Hyperostosis frontalis interna is a disorder marked by benign overgrowth of the inner table of the frontal bone. The pathological process may be bilateral and symmetrical with sessile or nodular thickened areas. The external lamina and the diploe of the bone are usually not affected, but the abnormality may extend to the parietal bones.
Hyperostosis frontalis interna usually affects postmenopausal women , but up to 12% of the whole female population may have this condition, including those of child-bearing age since the disease has also been associated with pregnancy. Men are seldom affected. The real prevalence of the disease may be underestimated because it is often asymptomatic and the diagnosis can only be established following a skull imaging study.
Rarely, the disease is associated with some of the numerous possible manifestations. The clinical examination may reveal certain physical traits: virilization, obesity, epilepsy, facial palsy, or headaches . Patients may be diabetic, therefore also exhibiting the characteristics of this condition: weight loss, polyuria, polydipsia, and polyphagia. Additional features for this condition include fatigability, vertigo, hypertrichosis, and acromegaly . Mental disturbances such as depression, paranoia, or aggressiveness are believed to be caused by intracranial volume decrease . Brain tissue compression, explaining epileptic seizures and dural irritation, may also be encountered . The disease may cause hormonal impairment, such as hyperprolactinemia or ovarian dysfunction.
In the past, hyperostosis frontalis interna was regarded as part of several syndromes, namely Morgagni (hypertrichosis, obesity, virilization, and headaches), Stewart-Morel (neuropsychiatric abnormalities and obesity), and Troell-Junet (diabetes mellitus, acromegaly, and toxic goiter) syndromes .

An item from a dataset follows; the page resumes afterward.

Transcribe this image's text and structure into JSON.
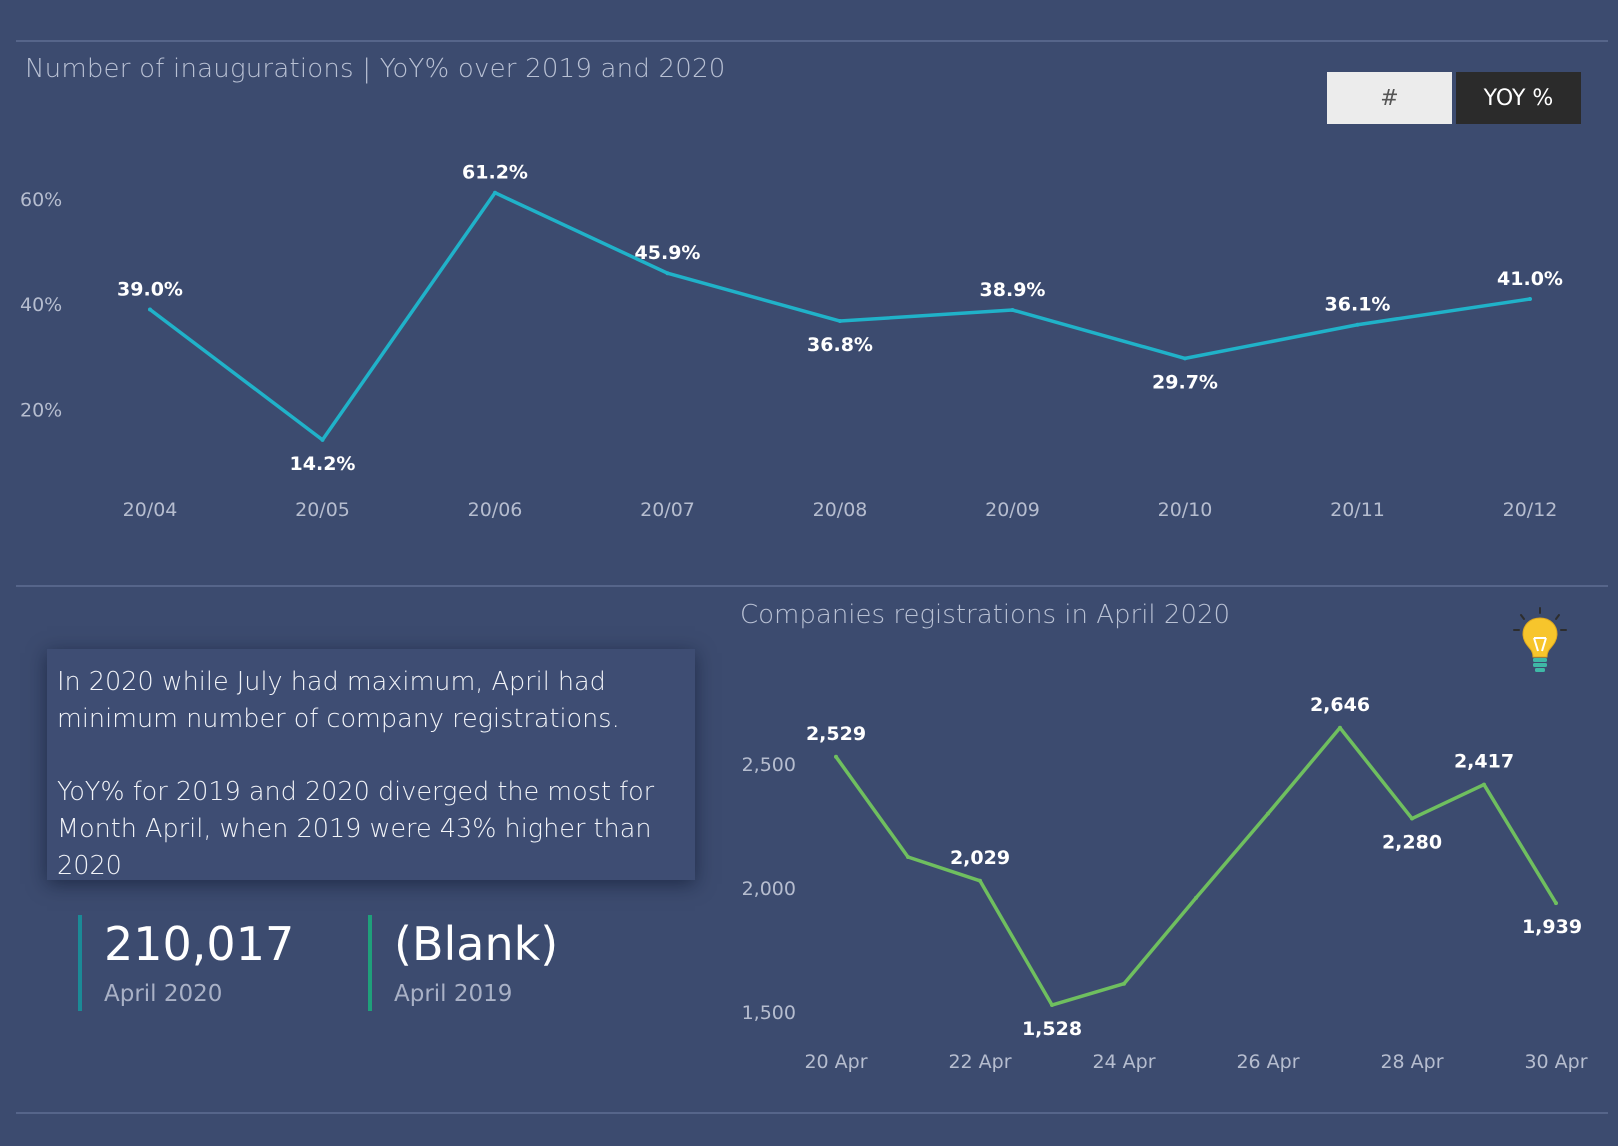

A conventional radiological evaluation may offer some information about the extent and localization of the abnormality. The bone deposition process is often confined to the frontal bone but sometimes extends to parietal bones. However, frontal bone areas related to venous channels and superior sagittal sinus are spared . Suture lines represent clear boundaries for the development of this pathological process. Lesions may be flat or nodular, isolated or confluent . The external contour of the skull remains normal, therefore the clinical examination could exclude other entities, such as Paget's disease or leontiasis ossea.
Magnetic resonance imaging (MRI) and computed tomography (CT) offer more detailed clues regarding both the bone proliferation and the status of the brain tissue and dura mater. The lesion border characteristics, along with its shape and location, are elements on which four disease types (A to D) have been defined .
If doubt persists, a histological evaluation is able to shed light on the case by describing thick lamellar bone deposition, predominantly on the inner table of the frontal bone . The pattern of bone deposition differs markedly when compared with patterns seen in Paget's disease, endosteal osteoma, or osteosarcoma. The bone changes are normally less than 1 cm thick in hyperostosis frontalis interna.